Das Bündnis zerbrach an der Kontroverse über den Einmarsch der Warschauer-Pakt-Truppen in Prag. "Ich habe wie viele andere gerechtfertigt, was nicht zu rechtfertigen war", erinnert sich Wolfgang Gehrcke, damals in der neu gegründeten DKP aktiv. Zudem hätten sich am Ende der APO dutzende K-Splittergruppen gegründet, Trotzkisten, Maoisten, Leninisten - alle einander spinnefeind. "Wir wollten nicht mehr mit denen und die konnten nicht mehr mit uns", resümiert Gehrcke.
Bis in die achtziger Jahre hat es gedauert, bis die Ostermarschbewegung vor dem Hintergrund des Nato-Doppelbeschlusses ihre Renaissance erlebte.

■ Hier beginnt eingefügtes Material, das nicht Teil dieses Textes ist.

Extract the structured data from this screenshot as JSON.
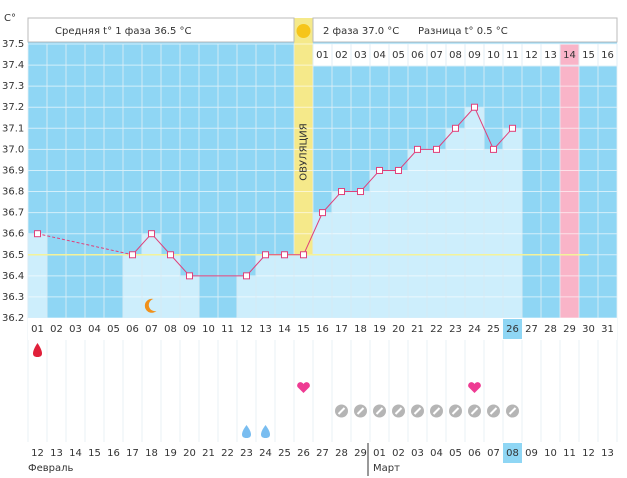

Und ob sie etwas verändert hat, das beantwortet an diesem Abend ein Vertreter der nächsten Generation: Jan van Aken (48), Vizevorsitzender der Bundestagsfraktion der Linken, der zur Zeit der ersten Ostermärsche noch gar nicht geboren war.
Dass es heute einen gesellschaftlichen Konsens gegen eine atomare Bewaffnung der Bundeswehr gibt und dass SPD, CDU, FDP und Grüne sich im Bundestag gerade einmütig dafür ausgesprochen hätten, die letzten in Deutschland verbliebenen Atomwaffen abzuziehen, das beides wäre wohl ohne die Ostermarschbewegung nicht denkbar gewesen.
Derart geadelt sind die Ostermarschveteranen am Ende der Hamburger Veranstaltung dann doch noch mit sich und der ganzen Welt versöhnt. Der Marsch hat sich gelohnt.